Nach Ende der Veranstaltung ging es Bouba nicht so gut. Er ließ sogar sein Fahrrad in der Gemeinde stehen. Kurz darauf musste er inīs Krankenhaus gebracht werden. Ich nehme an, dass er einen Schlaganfall erlitten hatte. Diese Woche ist er an den Folgen gestorben.

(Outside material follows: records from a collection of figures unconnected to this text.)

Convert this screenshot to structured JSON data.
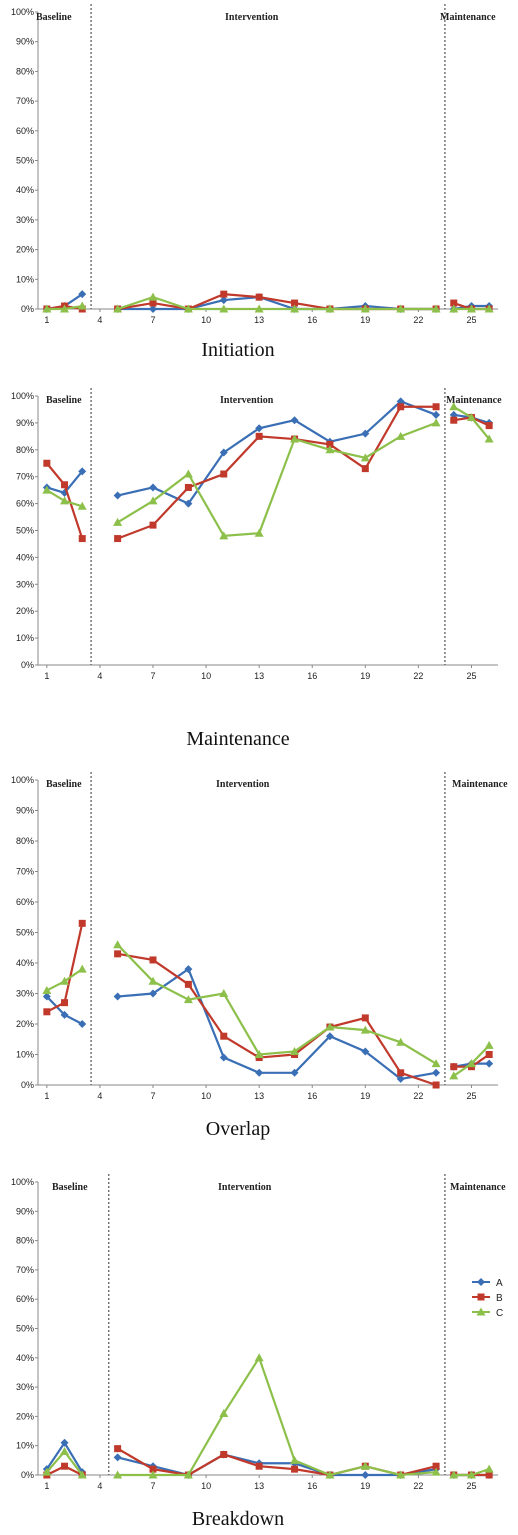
{
  "colors": {
    "A": "#3a6fb5",
    "B": "#c0392b",
    "C": "#8cc04a"
  },
  "legend": [
    {
      "key": "A",
      "label": "A"
    },
    {
      "key": "B",
      "label": "B"
    },
    {
      "key": "C",
      "label": "C"
    }
  ],
  "chart_data": [
    {
      "type": "line",
      "title": "Initiation",
      "ylim": [
        0,
        100
      ],
      "yticks": [
        "0%",
        "10%",
        "20%",
        "30%",
        "40%",
        "50%",
        "60%",
        "70%",
        "80%",
        "90%",
        "100%"
      ],
      "xlim": [
        0.5,
        26.5
      ],
      "xticks": [
        1,
        4,
        7,
        10,
        13,
        16,
        19,
        22,
        25
      ],
      "phases": [
        "Baseline",
        "Intervention",
        "Maintenance"
      ],
      "phase_lines": [
        3.5,
        23.5
      ],
      "series": [
        {
          "name": "A",
          "x": [
            1,
            2,
            3,
            5,
            7,
            9,
            11,
            13,
            15,
            17,
            19,
            21,
            23,
            24,
            25,
            26
          ],
          "values": [
            0,
            1,
            5,
            0,
            0,
            0,
            3,
            4,
            0,
            0,
            1,
            0,
            0,
            0,
            1,
            1
          ]
        },
        {
          "name": "B",
          "x": [
            1,
            2,
            3,
            5,
            7,
            9,
            11,
            13,
            15,
            17,
            19,
            21,
            23,
            24,
            25,
            26
          ],
          "values": [
            0,
            1,
            0,
            0,
            2,
            0,
            5,
            4,
            2,
            0,
            0,
            0,
            0,
            2,
            0,
            0
          ]
        },
        {
          "name": "C",
          "x": [
            1,
            2,
            3,
            5,
            7,
            9,
            11,
            13,
            15,
            17,
            19,
            21,
            23,
            24,
            25,
            26
          ],
          "values": [
            0,
            0,
            1,
            0,
            4,
            0,
            0,
            0,
            0,
            0,
            0,
            0,
            0,
            0,
            0,
            0
          ]
        }
      ]
    },
    {
      "type": "line",
      "title": "Maintenance",
      "ylim": [
        0,
        100
      ],
      "yticks": [
        "0%",
        "10%",
        "20%",
        "30%",
        "40%",
        "50%",
        "60%",
        "70%",
        "80%",
        "90%",
        "100%"
      ],
      "xlim": [
        0.5,
        26.5
      ],
      "xticks": [
        1,
        4,
        7,
        10,
        13,
        16,
        19,
        22,
        25
      ],
      "phases": [
        "Baseline",
        "Intervention",
        "Maintenance"
      ],
      "phase_lines": [
        3.5,
        23.5
      ],
      "series": [
        {
          "name": "A",
          "x": [
            1,
            2,
            3,
            5,
            7,
            9,
            11,
            13,
            15,
            17,
            19,
            21,
            23,
            24,
            25,
            26
          ],
          "values": [
            66,
            64,
            72,
            63,
            66,
            60,
            79,
            88,
            91,
            83,
            86,
            98,
            93,
            93,
            92,
            90
          ]
        },
        {
          "name": "B",
          "x": [
            1,
            2,
            3,
            5,
            7,
            9,
            11,
            13,
            15,
            17,
            19,
            21,
            23,
            24,
            25,
            26
          ],
          "values": [
            75,
            67,
            47,
            47,
            52,
            66,
            71,
            85,
            84,
            82,
            73,
            96,
            96,
            91,
            92,
            89
          ]
        },
        {
          "name": "C",
          "x": [
            1,
            2,
            3,
            5,
            7,
            9,
            11,
            13,
            15,
            17,
            19,
            21,
            23,
            24,
            25,
            26
          ],
          "values": [
            65,
            61,
            59,
            53,
            61,
            71,
            48,
            49,
            84,
            80,
            77,
            85,
            90,
            96,
            92,
            84
          ]
        }
      ]
    },
    {
      "type": "line",
      "title": "Overlap",
      "ylim": [
        0,
        100
      ],
      "yticks": [
        "0%",
        "10%",
        "20%",
        "30%",
        "40%",
        "50%",
        "60%",
        "70%",
        "80%",
        "90%",
        "100%"
      ],
      "xlim": [
        0.5,
        26.5
      ],
      "xticks": [
        1,
        4,
        7,
        10,
        13,
        16,
        19,
        22,
        25
      ],
      "phases": [
        "Baseline",
        "Intervention",
        "Maintenance"
      ],
      "phase_lines": [
        3.5,
        23.5
      ],
      "series": [
        {
          "name": "A",
          "x": [
            1,
            2,
            3,
            5,
            7,
            9,
            11,
            13,
            15,
            17,
            19,
            21,
            23,
            24,
            25,
            26
          ],
          "values": [
            29,
            23,
            20,
            29,
            30,
            38,
            9,
            4,
            4,
            16,
            11,
            2,
            4,
            6,
            7,
            7
          ]
        },
        {
          "name": "B",
          "x": [
            1,
            2,
            3,
            5,
            7,
            9,
            11,
            13,
            15,
            17,
            19,
            21,
            23,
            24,
            25,
            26
          ],
          "values": [
            24,
            27,
            53,
            43,
            41,
            33,
            16,
            9,
            10,
            19,
            22,
            4,
            0,
            6,
            6,
            10
          ]
        },
        {
          "name": "C",
          "x": [
            1,
            2,
            3,
            5,
            7,
            9,
            11,
            13,
            15,
            17,
            19,
            21,
            23,
            24,
            25,
            26
          ],
          "values": [
            31,
            34,
            38,
            46,
            34,
            28,
            30,
            10,
            11,
            19,
            18,
            14,
            7,
            3,
            7,
            13
          ]
        }
      ]
    },
    {
      "type": "line",
      "title": "Breakdown",
      "ylim": [
        0,
        100
      ],
      "yticks": [
        "0%",
        "10%",
        "20%",
        "30%",
        "40%",
        "50%",
        "60%",
        "70%",
        "80%",
        "90%",
        "100%"
      ],
      "xlim": [
        0.5,
        26.5
      ],
      "xticks": [
        1,
        4,
        7,
        10,
        13,
        16,
        19,
        22,
        25
      ],
      "phases": [
        "Baseline",
        "Intervention",
        "Maintenance"
      ],
      "phase_lines": [
        4.5,
        23.5
      ],
      "series": [
        {
          "name": "A",
          "x": [
            1,
            2,
            3,
            5,
            7,
            9,
            11,
            13,
            15,
            17,
            19,
            21,
            23,
            24,
            25,
            26
          ],
          "values": [
            2,
            11,
            1,
            6,
            3,
            0,
            7,
            4,
            4,
            0,
            0,
            0,
            2,
            0,
            0,
            0
          ]
        },
        {
          "name": "B",
          "x": [
            1,
            2,
            3,
            5,
            7,
            9,
            11,
            13,
            15,
            17,
            19,
            21,
            23,
            24,
            25,
            26
          ],
          "values": [
            0,
            3,
            0,
            9,
            2,
            0,
            7,
            3,
            2,
            0,
            3,
            0,
            3,
            0,
            0,
            0
          ]
        },
        {
          "name": "C",
          "x": [
            1,
            2,
            3,
            5,
            7,
            9,
            11,
            13,
            15,
            17,
            19,
            21,
            23,
            24,
            25,
            26
          ],
          "values": [
            1,
            8,
            0,
            0,
            0,
            0,
            21,
            40,
            5,
            0,
            3,
            0,
            1,
            0,
            0,
            2
          ]
        }
      ]
    }
  ]
}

Da Bouba Gemeindeältester gewesen ist, hat die Trauerfeier auch im Gemeindehaus stattgefunden. Ansonsten werden die Aussegnungen jeweils im Gehöft der Familie des Verstorbenen abgehalten.

Die Verwandtschaft und die Gemeindeältesten gaben noch ein deutliches Zeugnis davon, wie vorbildlich Barnabas sein Christsein gelebt hat. Als ein Beispiel nannten sie die Tatsache, dass er sich über all die Jahre zu seiner Frau gestellt hat, obwohl sie ihm kein Kind gebären konnte. Das ist für afrikanische Verhältnisse außergewöhnlich und damit eben sehr beeindruckend!

Abschließend haben sich noch die meisten Trauergäste im Gehöft der Witwe eingefunden, um ihr Beistand zu leisten.